Systemd est le gestionnaire de système et de service par défaut pour la plupart des distributions Linux. Les critiques relatives à systemd portent principalement sur le fluage des fonctionnalités, car le projet ne serait pas conforme à la philosophie « faire une chose et bien la faire » des systèmes Unix en général. D’autres aspects, tels que l’utilisation de journaux binaires (par opposition aux journaux de texte lisibles par l’homme) ont également suscité des critiques.

Bien entendu, les critiques ont été aussi alimenté lorsque des failles de sécurité ont été découvertes. Nous pouvons par exemple citer trois vulnérabilités découvertes par Qualys dans systemd-journald au début de l’année, notamment :

  • CVE-2018-16864 et CVE-2018-16865, deux corruptions de mémoire ;
  • CVE-2018-16866, une fuite d’informations (lecture en dehors des limites).

Qualys a expliqué que : « À notre connaissance, toutes les distributions Linux basées sur systemd sont vulnérables, mais SUSE Linux Enterprise 15, openSUSE Leap 15.0 et Fedora 28 et 29 ne sont pas exploitables car leur espace utilisateur est compilé avec GCC’s -fstack-clash-protection ».

La première version de Knoppix à supprimer systemd est la 8.5. Bien que cette version ait été distribuée exclusivement avec des exemplaires de Linux Magazine Germany plus tôt cette année, elle n’a pas été mise à la disposition générale pour le téléchargement. Le créateur de Knoppix, Klaus Knopper, a expliqué brièvement la raison qui l’a conduit à supprimer systemd de cette édition.

« La controversée systemd, qui a été l’objet d’un scandal récemment en raison de failles de sécurité, est intégrée à Debian depuis Jessie [8.0] et a été supprimée depuis Knoppix 8.5. Je contourne les dépendances fortes sur le système de démarrage avec mes propres packages.

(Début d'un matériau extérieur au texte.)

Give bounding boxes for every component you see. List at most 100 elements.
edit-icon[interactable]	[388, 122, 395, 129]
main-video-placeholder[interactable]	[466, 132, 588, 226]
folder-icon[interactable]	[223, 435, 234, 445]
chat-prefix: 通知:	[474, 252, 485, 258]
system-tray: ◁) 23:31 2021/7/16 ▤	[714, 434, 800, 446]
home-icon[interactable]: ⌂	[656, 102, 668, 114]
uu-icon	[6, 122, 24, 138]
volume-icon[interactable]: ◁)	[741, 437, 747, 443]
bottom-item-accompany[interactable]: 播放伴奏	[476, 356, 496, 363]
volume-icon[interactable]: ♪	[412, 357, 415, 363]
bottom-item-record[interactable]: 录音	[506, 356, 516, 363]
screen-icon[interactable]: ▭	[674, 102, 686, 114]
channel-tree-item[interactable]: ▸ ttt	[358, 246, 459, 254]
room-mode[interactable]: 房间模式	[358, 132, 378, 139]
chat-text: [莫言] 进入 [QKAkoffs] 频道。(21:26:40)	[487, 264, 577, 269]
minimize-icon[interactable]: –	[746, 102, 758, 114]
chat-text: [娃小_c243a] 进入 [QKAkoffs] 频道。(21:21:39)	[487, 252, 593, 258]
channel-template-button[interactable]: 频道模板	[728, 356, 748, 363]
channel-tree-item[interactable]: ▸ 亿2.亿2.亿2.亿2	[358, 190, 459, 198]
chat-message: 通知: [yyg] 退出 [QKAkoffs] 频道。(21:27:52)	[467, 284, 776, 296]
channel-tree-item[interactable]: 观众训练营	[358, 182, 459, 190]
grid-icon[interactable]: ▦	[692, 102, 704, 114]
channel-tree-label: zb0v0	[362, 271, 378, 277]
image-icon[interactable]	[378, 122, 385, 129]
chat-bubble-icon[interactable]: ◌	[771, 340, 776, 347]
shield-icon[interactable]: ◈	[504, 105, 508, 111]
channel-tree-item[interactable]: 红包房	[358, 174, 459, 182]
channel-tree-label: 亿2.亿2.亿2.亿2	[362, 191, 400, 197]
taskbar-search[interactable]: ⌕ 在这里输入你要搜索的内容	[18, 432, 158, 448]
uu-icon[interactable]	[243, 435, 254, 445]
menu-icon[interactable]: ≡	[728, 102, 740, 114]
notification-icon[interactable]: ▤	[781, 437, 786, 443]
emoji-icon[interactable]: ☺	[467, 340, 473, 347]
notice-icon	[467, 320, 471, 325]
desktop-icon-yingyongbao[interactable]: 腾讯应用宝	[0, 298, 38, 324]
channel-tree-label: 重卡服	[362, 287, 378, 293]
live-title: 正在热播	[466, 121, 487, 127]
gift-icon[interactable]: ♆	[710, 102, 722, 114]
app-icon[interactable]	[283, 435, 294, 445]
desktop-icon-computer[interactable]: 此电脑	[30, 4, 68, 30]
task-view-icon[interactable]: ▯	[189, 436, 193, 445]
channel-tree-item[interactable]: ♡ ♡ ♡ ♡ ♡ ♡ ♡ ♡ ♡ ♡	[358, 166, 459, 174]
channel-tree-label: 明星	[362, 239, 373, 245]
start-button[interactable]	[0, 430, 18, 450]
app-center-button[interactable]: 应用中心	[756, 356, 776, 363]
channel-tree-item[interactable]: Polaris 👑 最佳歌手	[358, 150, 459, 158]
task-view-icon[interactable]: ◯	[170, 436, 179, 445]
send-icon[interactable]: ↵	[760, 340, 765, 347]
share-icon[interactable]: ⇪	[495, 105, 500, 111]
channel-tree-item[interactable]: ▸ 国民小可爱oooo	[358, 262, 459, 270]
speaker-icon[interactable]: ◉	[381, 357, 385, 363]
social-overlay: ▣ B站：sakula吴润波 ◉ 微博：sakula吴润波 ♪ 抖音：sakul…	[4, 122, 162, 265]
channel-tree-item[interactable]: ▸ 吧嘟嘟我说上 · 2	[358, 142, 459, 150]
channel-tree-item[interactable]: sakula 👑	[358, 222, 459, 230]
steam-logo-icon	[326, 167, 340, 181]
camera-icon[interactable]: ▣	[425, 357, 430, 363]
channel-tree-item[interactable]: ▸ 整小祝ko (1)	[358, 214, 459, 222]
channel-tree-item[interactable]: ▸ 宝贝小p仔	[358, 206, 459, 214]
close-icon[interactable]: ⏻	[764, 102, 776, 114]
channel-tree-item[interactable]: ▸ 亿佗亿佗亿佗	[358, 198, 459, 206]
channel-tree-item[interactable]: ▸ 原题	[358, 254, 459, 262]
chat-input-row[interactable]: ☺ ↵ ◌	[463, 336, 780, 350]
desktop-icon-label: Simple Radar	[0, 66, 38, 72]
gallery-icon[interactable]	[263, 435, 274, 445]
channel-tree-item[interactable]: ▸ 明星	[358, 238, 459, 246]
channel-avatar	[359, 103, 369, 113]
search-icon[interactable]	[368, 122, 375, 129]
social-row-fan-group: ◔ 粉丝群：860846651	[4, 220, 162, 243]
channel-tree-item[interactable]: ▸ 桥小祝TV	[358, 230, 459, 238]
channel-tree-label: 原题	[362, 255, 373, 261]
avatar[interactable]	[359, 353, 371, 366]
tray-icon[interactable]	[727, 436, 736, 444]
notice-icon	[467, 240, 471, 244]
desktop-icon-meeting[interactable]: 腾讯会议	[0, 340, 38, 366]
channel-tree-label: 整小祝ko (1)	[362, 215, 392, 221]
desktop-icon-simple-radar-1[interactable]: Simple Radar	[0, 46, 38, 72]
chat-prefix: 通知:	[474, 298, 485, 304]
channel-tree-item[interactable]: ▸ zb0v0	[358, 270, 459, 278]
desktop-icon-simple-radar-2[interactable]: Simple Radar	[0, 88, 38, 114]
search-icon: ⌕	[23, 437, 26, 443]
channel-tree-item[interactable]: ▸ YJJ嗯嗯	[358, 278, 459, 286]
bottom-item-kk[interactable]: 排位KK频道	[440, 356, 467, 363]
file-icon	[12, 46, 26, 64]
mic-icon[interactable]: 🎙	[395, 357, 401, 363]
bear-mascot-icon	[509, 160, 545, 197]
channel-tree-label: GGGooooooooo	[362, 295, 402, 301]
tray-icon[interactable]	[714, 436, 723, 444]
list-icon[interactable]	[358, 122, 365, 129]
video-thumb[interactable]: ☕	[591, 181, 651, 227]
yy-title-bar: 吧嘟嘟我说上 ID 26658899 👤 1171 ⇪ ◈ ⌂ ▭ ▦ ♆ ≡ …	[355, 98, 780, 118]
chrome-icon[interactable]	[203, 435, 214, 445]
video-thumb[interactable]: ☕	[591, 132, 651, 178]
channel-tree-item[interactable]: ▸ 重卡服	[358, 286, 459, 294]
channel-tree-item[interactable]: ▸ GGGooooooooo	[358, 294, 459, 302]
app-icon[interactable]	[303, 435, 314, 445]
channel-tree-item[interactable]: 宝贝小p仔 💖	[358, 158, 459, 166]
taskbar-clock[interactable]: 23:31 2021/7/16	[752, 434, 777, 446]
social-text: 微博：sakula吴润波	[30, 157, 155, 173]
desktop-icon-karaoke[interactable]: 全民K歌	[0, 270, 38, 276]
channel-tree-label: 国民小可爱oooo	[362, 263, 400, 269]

« Pour continuer à obtenir une gestion de session semblable à celle de Systemd et conserver ainsi la possibilité d’arrêter et de redémarrer le système en tant qu’utilisateur normal, j’exécute le gestionnaire de session “elogind” à la place. Cela évite les interférences de systemd avec de nombreux composants du système et réduit la complexité du système dans son ensemble. Si vous souhaitez démarrer vos propres services au démarrage, vous n’avez pas besoin de créer des unités systemd, mais de les entrer simplement dans le fichier texte /etc/rc.local, qui contient des exemples explicatifs ».

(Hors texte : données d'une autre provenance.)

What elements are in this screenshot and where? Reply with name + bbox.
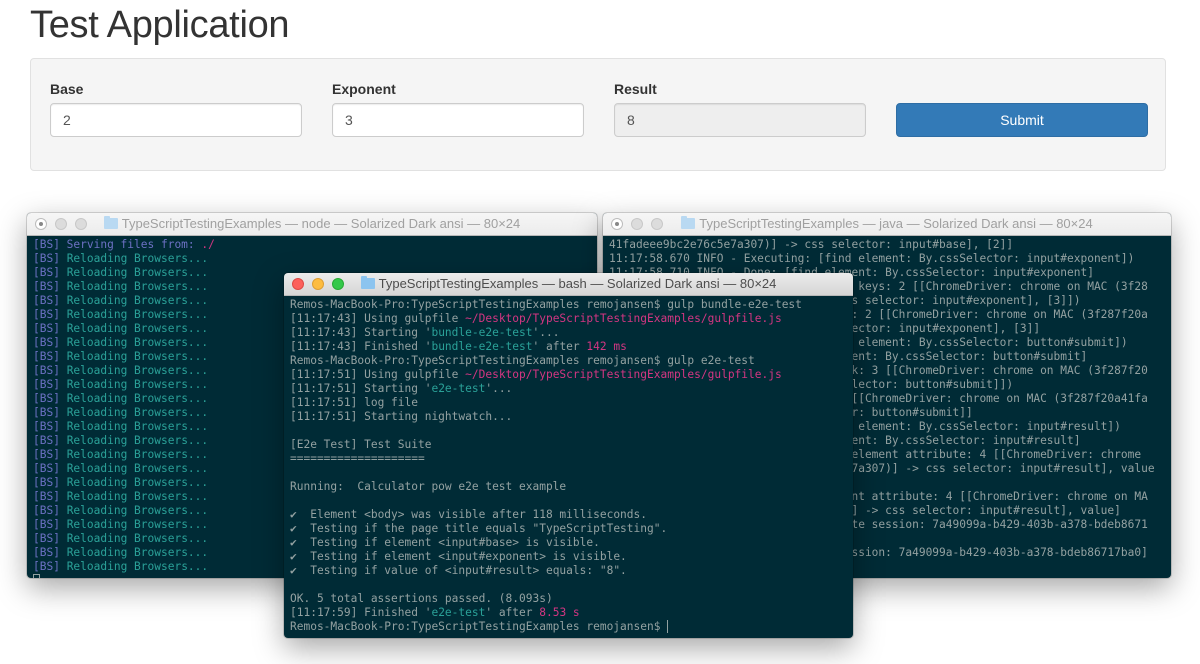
reload-line: [BS] Reloading Browsers... bbox=[33, 462, 209, 475]
reload-line: [BS] Reloading Browsers... bbox=[33, 378, 209, 391]
reload-line: [BS] Reloading Browsers... bbox=[33, 518, 209, 531]
reload-line: [BS] Reloading Browsers... bbox=[33, 364, 209, 377]
reload-line: [BS] Reloading Browsers... bbox=[33, 504, 209, 517]
reload-line: [BS] Reloading Browsers... bbox=[33, 434, 209, 447]
result-label: Result bbox=[614, 81, 657, 97]
assertion-line: ✔ Testing if element <input#exponent> is… bbox=[290, 550, 627, 563]
result-input[interactable] bbox=[614, 103, 866, 137]
log-line: 41fadeee9bc2e76c5e7a307)] -> css selecto… bbox=[609, 238, 1014, 251]
folder-icon bbox=[360, 276, 375, 289]
check-icon: ✔ bbox=[290, 522, 297, 535]
check-icon: ✔ bbox=[290, 564, 297, 577]
reload-line: [BS] Reloading Browsers... bbox=[33, 392, 209, 405]
reload-line: [BS] Reloading Browsers... bbox=[33, 448, 209, 461]
terminal-title: TypeScriptTestingExamples — node — Solar… bbox=[121, 216, 521, 231]
terminal-titlebar[interactable]: TypeScriptTestingExamples — bash — Solar… bbox=[284, 273, 853, 296]
reload-line: [BS] Reloading Browsers... bbox=[33, 476, 209, 489]
reload-line: [BS] Reloading Browsers... bbox=[33, 280, 209, 293]
assertion-line: ✔ Testing if element <input#base> is vis… bbox=[290, 536, 600, 549]
reload-line: [BS] Reloading Browsers... bbox=[33, 266, 209, 279]
log-line: [11:17:51] log file bbox=[290, 396, 418, 409]
reload-line: [BS] Reloading Browsers... bbox=[33, 322, 209, 335]
suite-title: [E2e Test] Test Suite bbox=[290, 438, 432, 451]
log-line: [11:17:51] Starting 'e2e-test'... bbox=[290, 382, 513, 395]
prompt-line: Remos-MacBook-Pro:TypeScriptTestingExamp… bbox=[290, 620, 669, 633]
assertion-line: ✔ Testing if the page title equals "Type… bbox=[290, 522, 668, 535]
assertion-line: ✔ Testing if value of <input#result> equ… bbox=[290, 564, 627, 577]
page-title: Test Application bbox=[30, 4, 290, 46]
terminal-output[interactable]: Remos-MacBook-Pro:TypeScriptTestingExamp… bbox=[284, 296, 853, 636]
log-line: [11:17:43] Using gulpfile ~/Desktop/Type… bbox=[290, 312, 782, 325]
reload-line: [BS] Reloading Browsers... bbox=[33, 406, 209, 419]
log-line: 11:17:58.670 INFO - Executing: [find ele… bbox=[609, 252, 1135, 265]
suite-rule: ==================== bbox=[290, 452, 425, 465]
terminal-titlebar[interactable]: TypeScriptTestingExamples — node — Solar… bbox=[27, 213, 597, 236]
folder-icon bbox=[681, 216, 696, 229]
reload-line: [BS] Reloading Browsers... bbox=[33, 546, 209, 559]
reload-line: [BS] Reloading Browsers... bbox=[33, 560, 209, 573]
summary-line: OK. 5 total assertions passed. (8.093s) bbox=[290, 592, 553, 605]
reload-line: [BS] Reloading Browsers... bbox=[33, 490, 209, 503]
base-input[interactable] bbox=[50, 103, 302, 137]
reload-line: [BS] Reloading Browsers... bbox=[33, 294, 209, 307]
reload-line: [BS] Reloading Browsers... bbox=[33, 252, 209, 265]
log-line: [11:17:59] Finished 'e2e-test' after 8.5… bbox=[290, 606, 580, 619]
prompt-line: Remos-MacBook-Pro:TypeScriptTestingExamp… bbox=[290, 354, 755, 367]
submit-button[interactable]: Submit bbox=[896, 103, 1148, 137]
reload-line: [BS] Reloading Browsers... bbox=[33, 420, 209, 433]
log-line: [11:17:43] Finished 'bundle-e2e-test' af… bbox=[290, 340, 627, 353]
terminal-window-bash[interactable]: TypeScriptTestingExamples — bash — Solar… bbox=[284, 273, 853, 638]
calculator-form: Base Exponent Result Submit bbox=[30, 58, 1166, 171]
log-line: [11:17:51] Starting nightwatch... bbox=[290, 410, 513, 423]
terminal-cursor bbox=[33, 574, 40, 578]
terminal-cursor bbox=[667, 620, 669, 633]
exponent-input[interactable] bbox=[332, 103, 584, 137]
check-icon: ✔ bbox=[290, 508, 297, 521]
serving-line: [BS] Serving files from: ./ bbox=[33, 238, 215, 251]
base-label: Base bbox=[50, 81, 84, 97]
check-icon: ✔ bbox=[290, 550, 297, 563]
log-line: [11:17:51] Using gulpfile ~/Desktop/Type… bbox=[290, 368, 782, 381]
reload-line: [BS] Reloading Browsers... bbox=[33, 532, 209, 545]
folder-icon bbox=[103, 216, 118, 229]
reload-line: [BS] Reloading Browsers... bbox=[33, 336, 209, 349]
terminal-titlebar[interactable]: TypeScriptTestingExamples — java — Solar… bbox=[603, 213, 1171, 236]
reload-line: [BS] Reloading Browsers... bbox=[33, 350, 209, 363]
check-icon: ✔ bbox=[290, 536, 297, 549]
exponent-label: Exponent bbox=[332, 81, 396, 97]
assertion-line: ✔ Element <body> was visible after 118 m… bbox=[290, 508, 647, 521]
running-line: Running: Calculator pow e2e test example bbox=[290, 480, 567, 493]
terminal-title: TypeScriptTestingExamples — bash — Solar… bbox=[378, 276, 777, 291]
prompt-line: Remos-MacBook-Pro:TypeScriptTestingExamp… bbox=[290, 298, 802, 311]
log-line: [11:17:43] Starting 'bundle-e2e-test'... bbox=[290, 326, 560, 339]
reload-line: [BS] Reloading Browsers... bbox=[33, 308, 209, 321]
terminal-title: TypeScriptTestingExamples — java — Solar… bbox=[699, 216, 1093, 231]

Petit rappel sur les dépendances

Pour rappel, sous Linux, toutes (ou presque) les librairies sont libres et ouvertes. C’est-à-dire, lorsqu’on écrit un programme, on n’a pas besoin de réinventer la roue pour réécrire entièrement des fonctionnalités déjà existantes. Ainsi, les programmes fonctionnent avec le principe des dépendances: pour qu’un programme fonctionne bien, il faut que d’autres paquetages dont dépend ledit programme soient installés. Les avantages sont importants: ce système apporte une plus grande vitesse de développement, mais aussi une plus grande rapidité du système. Par contre, il n’est généralement pas possible, sous Linux, de “télécharger un programme sur le site du fabricant, cliquer sur le .exe et installer”. C’est le rôle des gestionnaires de paquetages.

Nous pourrions dire que les dépendances fortes signifient que le programme sera interrompu si ce paquet n’est pas présent et les dépendances légères signifient que le programme peut ne pas être affecté fatalement.

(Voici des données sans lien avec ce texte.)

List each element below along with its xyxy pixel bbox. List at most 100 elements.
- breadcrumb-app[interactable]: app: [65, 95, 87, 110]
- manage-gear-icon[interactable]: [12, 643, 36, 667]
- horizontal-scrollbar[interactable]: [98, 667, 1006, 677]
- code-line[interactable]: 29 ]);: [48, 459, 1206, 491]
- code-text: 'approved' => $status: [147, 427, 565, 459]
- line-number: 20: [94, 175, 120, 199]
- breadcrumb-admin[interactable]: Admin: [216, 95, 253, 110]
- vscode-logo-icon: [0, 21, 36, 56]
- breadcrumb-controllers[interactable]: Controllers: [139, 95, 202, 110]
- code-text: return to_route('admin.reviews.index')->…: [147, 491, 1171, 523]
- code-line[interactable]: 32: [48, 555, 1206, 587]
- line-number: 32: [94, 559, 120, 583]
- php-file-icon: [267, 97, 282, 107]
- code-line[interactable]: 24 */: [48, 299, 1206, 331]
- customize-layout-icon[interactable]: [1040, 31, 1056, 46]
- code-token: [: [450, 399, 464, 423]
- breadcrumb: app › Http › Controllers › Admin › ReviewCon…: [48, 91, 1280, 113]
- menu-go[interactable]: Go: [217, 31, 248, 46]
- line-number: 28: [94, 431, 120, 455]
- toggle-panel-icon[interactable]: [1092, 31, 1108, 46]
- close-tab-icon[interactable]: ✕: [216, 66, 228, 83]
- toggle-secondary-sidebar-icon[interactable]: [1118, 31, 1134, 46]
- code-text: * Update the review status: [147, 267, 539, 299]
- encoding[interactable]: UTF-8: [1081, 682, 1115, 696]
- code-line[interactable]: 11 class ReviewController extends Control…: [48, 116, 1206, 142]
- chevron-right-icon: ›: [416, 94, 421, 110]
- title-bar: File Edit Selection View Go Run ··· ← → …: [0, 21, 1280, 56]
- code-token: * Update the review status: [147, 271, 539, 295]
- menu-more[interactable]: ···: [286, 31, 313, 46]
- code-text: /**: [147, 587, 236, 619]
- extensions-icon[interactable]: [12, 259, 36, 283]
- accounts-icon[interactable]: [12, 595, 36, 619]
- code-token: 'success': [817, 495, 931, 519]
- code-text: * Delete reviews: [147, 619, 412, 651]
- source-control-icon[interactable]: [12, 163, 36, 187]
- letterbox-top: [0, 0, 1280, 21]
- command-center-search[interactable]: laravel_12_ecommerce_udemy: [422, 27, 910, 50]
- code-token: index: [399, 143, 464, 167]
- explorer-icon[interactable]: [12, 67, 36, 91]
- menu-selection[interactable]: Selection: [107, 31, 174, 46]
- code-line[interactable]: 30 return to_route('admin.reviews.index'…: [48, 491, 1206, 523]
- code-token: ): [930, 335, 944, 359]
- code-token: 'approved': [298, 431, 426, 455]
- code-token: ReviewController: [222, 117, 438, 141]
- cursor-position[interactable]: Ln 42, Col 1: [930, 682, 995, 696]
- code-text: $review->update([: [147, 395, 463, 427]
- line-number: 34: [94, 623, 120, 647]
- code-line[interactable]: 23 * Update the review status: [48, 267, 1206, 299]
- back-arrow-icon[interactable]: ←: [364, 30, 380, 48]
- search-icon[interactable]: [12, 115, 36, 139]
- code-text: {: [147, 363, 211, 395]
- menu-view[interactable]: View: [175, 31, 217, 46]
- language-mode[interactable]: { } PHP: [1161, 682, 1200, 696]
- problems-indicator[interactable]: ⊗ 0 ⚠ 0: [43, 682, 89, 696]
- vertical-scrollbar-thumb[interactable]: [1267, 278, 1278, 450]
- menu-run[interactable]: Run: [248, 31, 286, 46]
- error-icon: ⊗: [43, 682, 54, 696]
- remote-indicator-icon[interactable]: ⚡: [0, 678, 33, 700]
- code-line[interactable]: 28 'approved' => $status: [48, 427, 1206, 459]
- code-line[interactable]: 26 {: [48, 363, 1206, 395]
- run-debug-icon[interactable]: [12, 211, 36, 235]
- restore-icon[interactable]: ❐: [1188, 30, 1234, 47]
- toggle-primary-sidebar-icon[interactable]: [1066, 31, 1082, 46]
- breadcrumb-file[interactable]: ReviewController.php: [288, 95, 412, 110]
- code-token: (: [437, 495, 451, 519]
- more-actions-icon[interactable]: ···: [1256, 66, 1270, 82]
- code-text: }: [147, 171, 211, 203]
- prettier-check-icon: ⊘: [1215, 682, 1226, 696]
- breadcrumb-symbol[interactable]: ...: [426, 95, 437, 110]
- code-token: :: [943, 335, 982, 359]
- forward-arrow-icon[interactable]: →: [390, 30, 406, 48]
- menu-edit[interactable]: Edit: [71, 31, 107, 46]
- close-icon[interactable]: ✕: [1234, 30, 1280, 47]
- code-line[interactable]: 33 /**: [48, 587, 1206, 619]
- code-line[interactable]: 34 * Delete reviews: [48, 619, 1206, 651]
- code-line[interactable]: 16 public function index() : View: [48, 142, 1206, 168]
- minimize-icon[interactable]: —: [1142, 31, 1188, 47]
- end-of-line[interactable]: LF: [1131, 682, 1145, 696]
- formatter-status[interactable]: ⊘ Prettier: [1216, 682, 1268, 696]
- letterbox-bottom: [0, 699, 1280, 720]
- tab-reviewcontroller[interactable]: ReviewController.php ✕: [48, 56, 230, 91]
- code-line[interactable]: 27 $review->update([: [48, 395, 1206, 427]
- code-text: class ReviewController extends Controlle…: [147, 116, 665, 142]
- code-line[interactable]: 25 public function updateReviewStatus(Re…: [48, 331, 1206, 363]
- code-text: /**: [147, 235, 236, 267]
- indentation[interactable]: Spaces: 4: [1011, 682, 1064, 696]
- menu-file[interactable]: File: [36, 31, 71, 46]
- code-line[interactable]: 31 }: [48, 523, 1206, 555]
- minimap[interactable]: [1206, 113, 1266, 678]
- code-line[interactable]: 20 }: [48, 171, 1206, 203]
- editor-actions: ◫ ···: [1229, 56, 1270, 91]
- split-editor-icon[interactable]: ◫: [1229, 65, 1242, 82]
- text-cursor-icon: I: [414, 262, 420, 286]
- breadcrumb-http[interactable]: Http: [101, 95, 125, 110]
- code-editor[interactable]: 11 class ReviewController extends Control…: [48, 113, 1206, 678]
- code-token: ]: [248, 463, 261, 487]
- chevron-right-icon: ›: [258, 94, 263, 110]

Knoppix a utilisé systemd de 2014 à 2019, ce qui en fait l’une des très courtes listes de distributions à adopter et par la suite abandonnées à systemd (Void Linux par exemple en fait partie). Dans le même ordre d’idées, le fork Debian Devuan a été fondée en 2016 autour d’une philosophie sans systemd.

Knoppix propose également une variante ADRIANE (Audio Desktop Reference Implementation And Networking Environment), qui fournit « un système de menus parlants, censé faciliter le travail et l’accès Internet pour les débutants en informatique, même s’ils n’ont aucun contact visuel avec le moniteur de l’ordinateur », incluant éventuellement un environnement graphique alimenté par Compiz prenant en charge le grossissement.